Les procédures judiciaires et les recours se sont alors multipliés contre les décisions de l’EAC, jusqu’à un arrêt de la CJUE du 2 avril 2020 : le juge européen a alors estimé que la loi luxembourgeoise est discriminatoire, notamment parce qu’elle constitue une atteinte à la libre circulation des travailleurs.

Une question d’interprétation

Si l’affaire semble close, le CAE continue néanmoins de refuser le droit aux allocations familiales aux enfants non biologiques des frontaliers, s’appuyant cette fois sur une interprétation très stricte de l’arrêt de la CJUE. Le juge européen conditionne en effet l’octroi des allocations familiales au fait que le frontalier subvienne effectivement à l’entretien des enfants. Toutefois, cette notion peut être interprétée de différentes manières. « Pourvoir à l’entretien de l’enfant peut être partiel ou total »explique Pascal Peuuvrel.

La question est donc : à partir de quel niveau de contribution financière du parent non biologique le droit aux allocations familiales se déclenche-t-il ? Est-ce suffisant de contribuer au financement de vos études ? Payer en partie le logement où vit l’enfant ? “Ce serait une interprétation large” estime Pascal Peuuvrel. L’interprétation stricte étant que le travailleur frontalier doit prouver qu’il couvre tous les besoins de l’enfant. “C’est en soi assez ridicule : comment circonscrire tous les besoins de l’enfant ?” demande l’avocat. “Cela pourrait signifier que si le parent biologique – celui qui n’a pas la garde des enfants – paie une pension alimentaire, alors les besoins de l’enfant sont couverts.”

Pourvoi en cassation puis renvoi préjudiciel

Suite au jugement européen de 2020, le CAE choisit donc une interprétation stricte. Les recours juridiques se multiplient à nouveau. Mais cette fois, le juge de première instance, en l’occurrence le Conseil arbitral de la sécurité sociale, a donné raison aux plaignants et a contredit le CAE. Mais pas le Conseil supérieur des assurances sociales, qui, en appel, les rejette dans tous les cas. “C’est systématique : on gagne en première instance et on perd en appel, au point que cela devient gênant”, remarque Pascal Peuuvrel.
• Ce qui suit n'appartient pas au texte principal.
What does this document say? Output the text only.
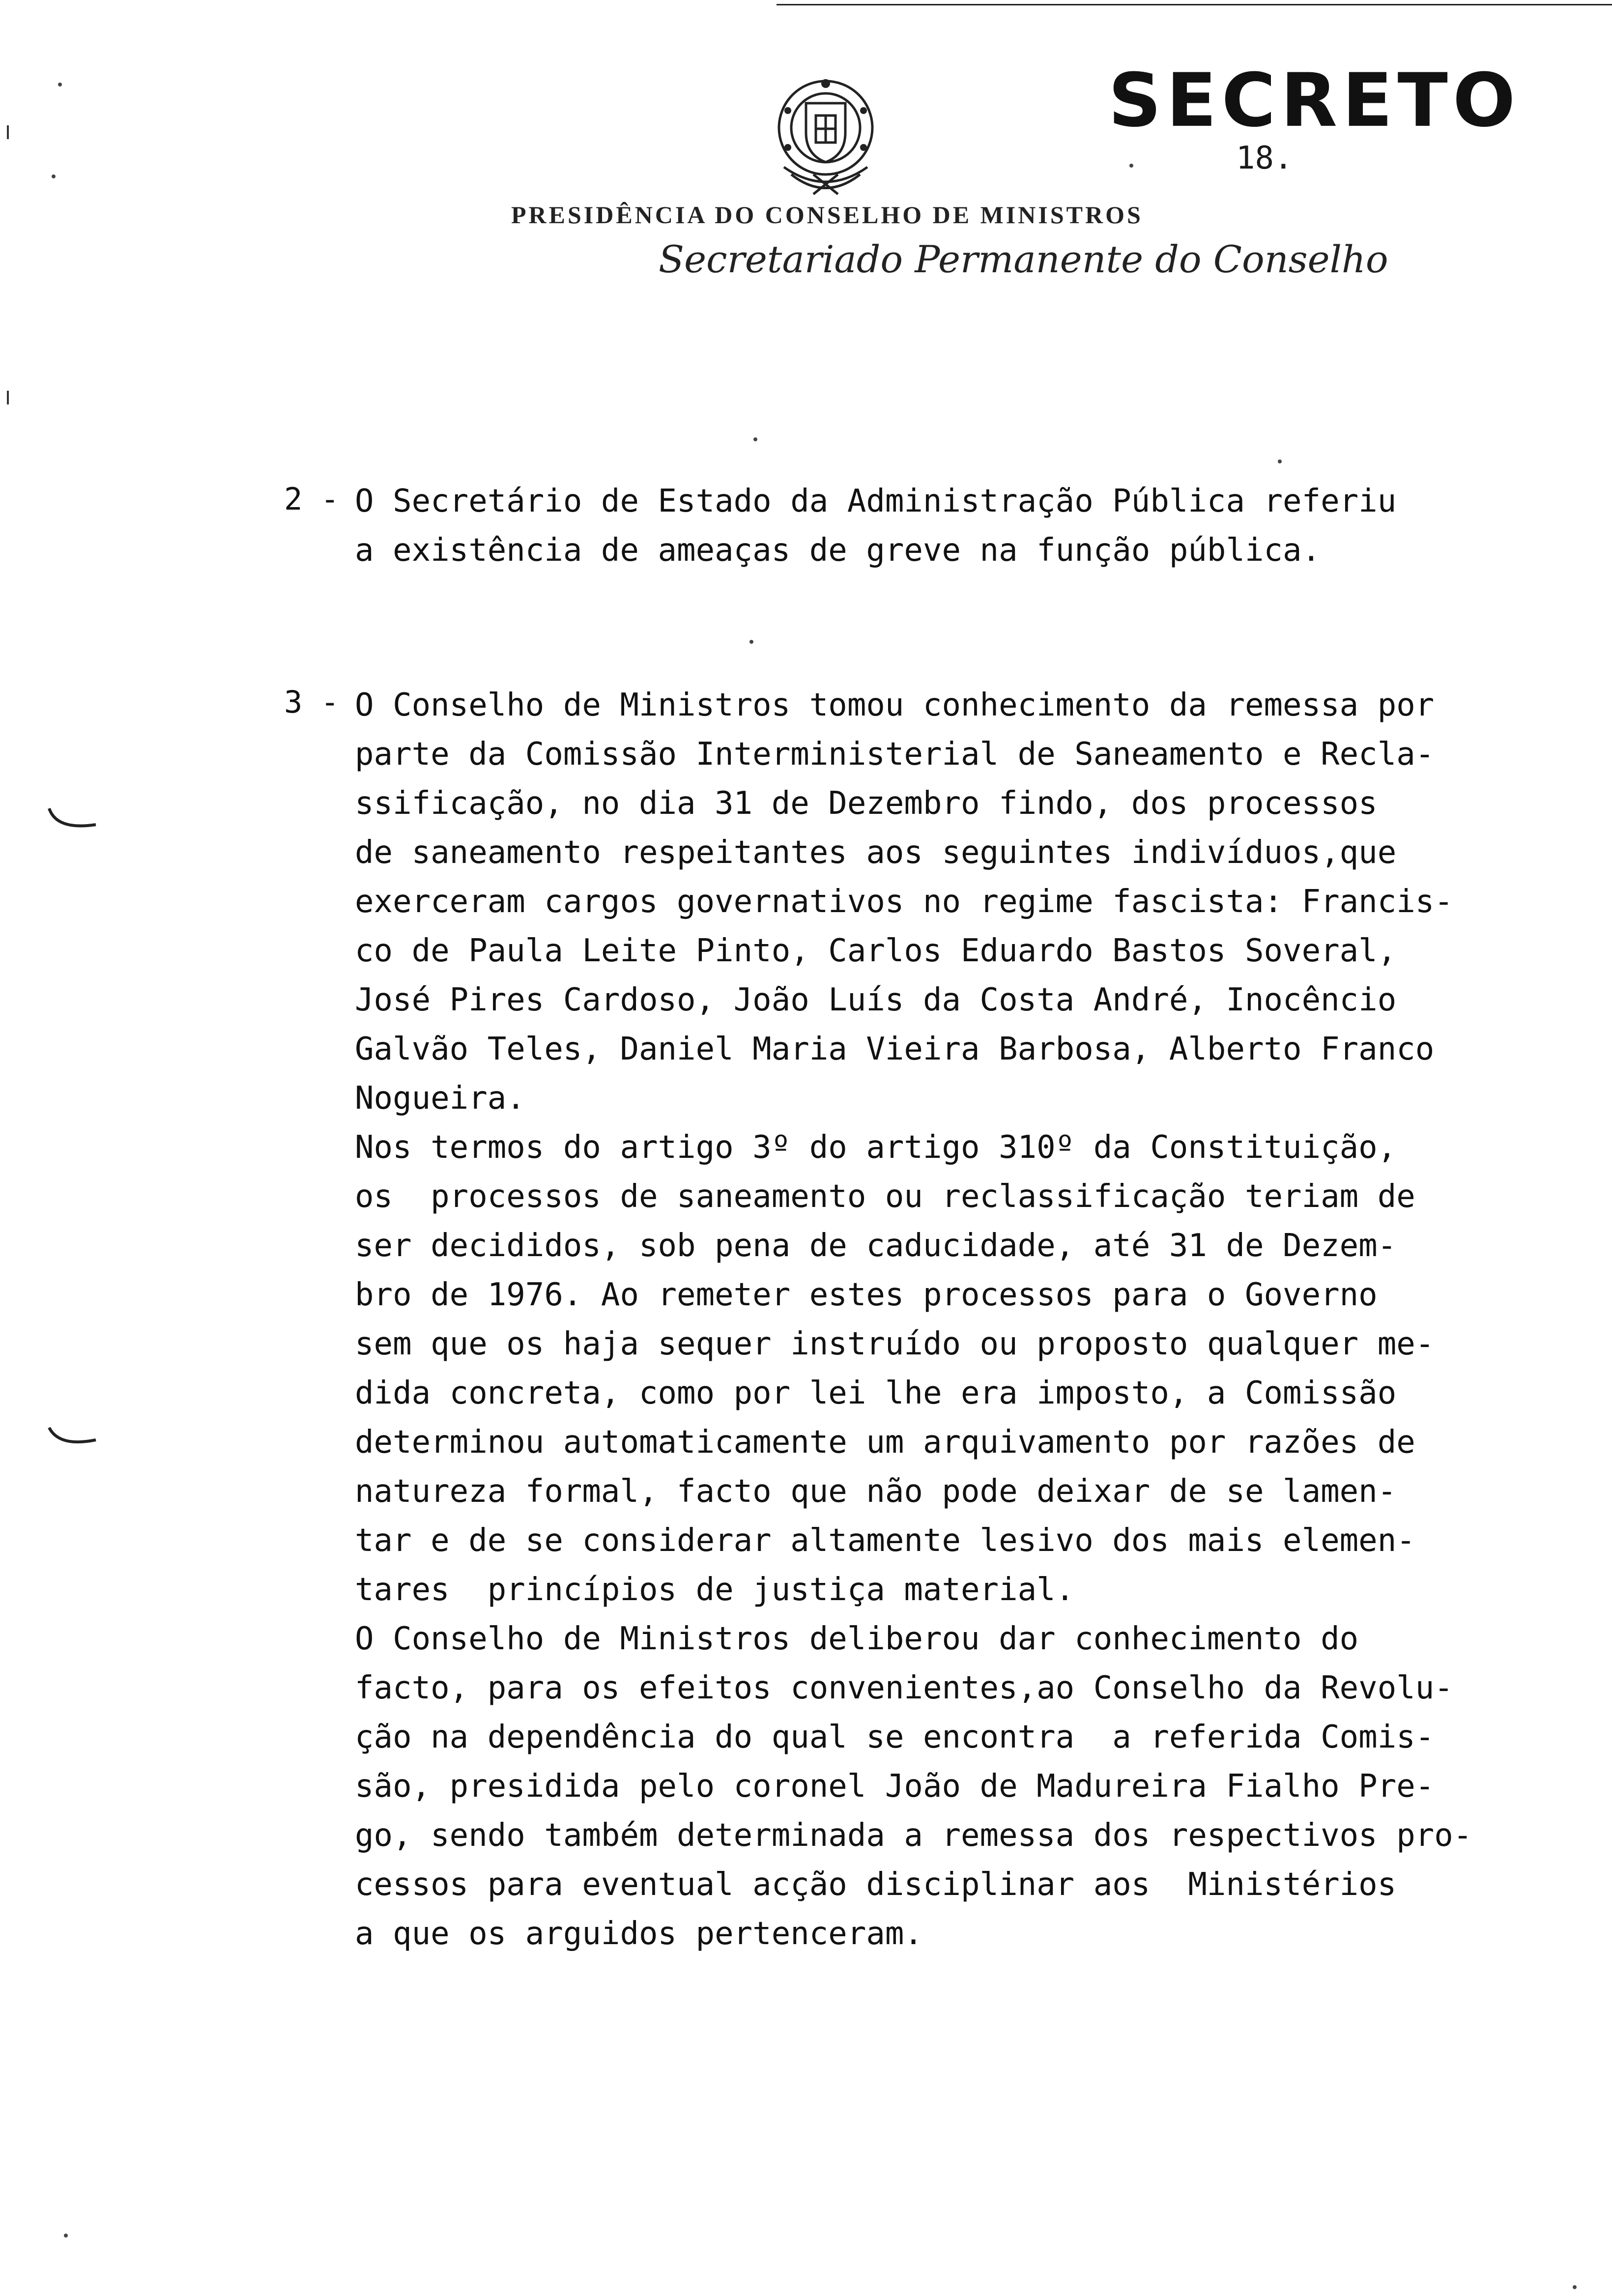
SECRETO
18.
PRESIDÊNCIA DO CONSELHO DE MINISTROS
Secretariado Permanente do Conselho
2 - O Secretário de Estado da Administração Pública referiu
a existência de ameaças de greve na função pública.
3 - O Conselho de Ministros tomou conhecimento da remessa por
parte da Comissão Interministerial de Saneamento e Recla-
ssificação, no dia 31 de Dezembro findo, dos processos
de saneamento respeitantes aos seguintes indivíduos,que
exerceram cargos governativos no regime fascista: Francis-
co de Paula Leite Pinto, Carlos Eduardo Bastos Soveral,
José Pires Cardoso, João Luís da Costa André, Inocêncio
Galvão Teles, Daniel Maria Vieira Barbosa, Alberto Franco
Nogueira.
Nos termos do artigo 3º do artigo 310º da Constituição,
os  processos de saneamento ou reclassificação teriam de
ser decididos, sob pena de caducidade, até 31 de Dezem-
bro de 1976. Ao remeter estes processos para o Governo
sem que os haja sequer instruído ou proposto qualquer me-
dida concreta, como por lei lhe era imposto, a Comissão
determinou automaticamente um arquivamento por razões de
natureza formal, facto que não pode deixar de se lamen-
tar e de se considerar altamente lesivo dos mais elemen-
tares  princípios de justiça material.
O Conselho de Ministros deliberou dar conhecimento do
facto, para os efeitos convenientes,ao Conselho da Revolu-
ção na dependência do qual se encontra  a referida Comis-
são, presidida pelo coronel João de Madureira Fialho Pre-
go, sendo também determinada a remessa dos respectivos pro-
cessos para eventual acção disciplinar aos  Ministérios
a que os arguidos pertenceram.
Malgré tout, il n’a pas abandonné : « Par attrition, de nombreuses personnes ont abandonné les procédures, mais, de notre côté, une quinzaine de personnes ont décidé de se pourvoir en cassation. En attendant cette décision du 25 avril de la Cour de cassation de poser une question préjudicielle à la CJUE sur l’interprétation de la notion de “pourvoir à l’entretien des enfants”.

Espoir d’une issue favorable

Il faudra désormais attendre au moins un an pour que la CJUE se prononce, ce qui mettra un terme, dans un sens ou dans l’autre, à la polémique, la décision du juge européen étant contraignante pour le juge national. Mais, en tout cas, «ça apaise le cœur et permet de revoir la lumière au bout du tunnel», se réjouit Pascal Peuvrel. « Les juges d’appel supprimaient l’affaire au niveau national. Le juge de cassation a finalement eu l’intelligence et l’impartialité de demander un avis complémentaire au juge européen.

Dans l’attente de la décision européenne, les procédures en cours sont suspendues. Mais, désormais, «les frontaliers peuvent reprendre confiance et espérer une issue favorable», estime l’avocat, également président de l’association des frontaliers luxembourgeois, Les Flux. « Travailleurs frontaliers, n’abandonnez pas, poursuivez vos démarches si vous les avez commencées », il conseille. “Et si jamais vous avez perdu ou subi un refus contre lequel vous n’avez rien fait, déposez à nouveau votre dossier.”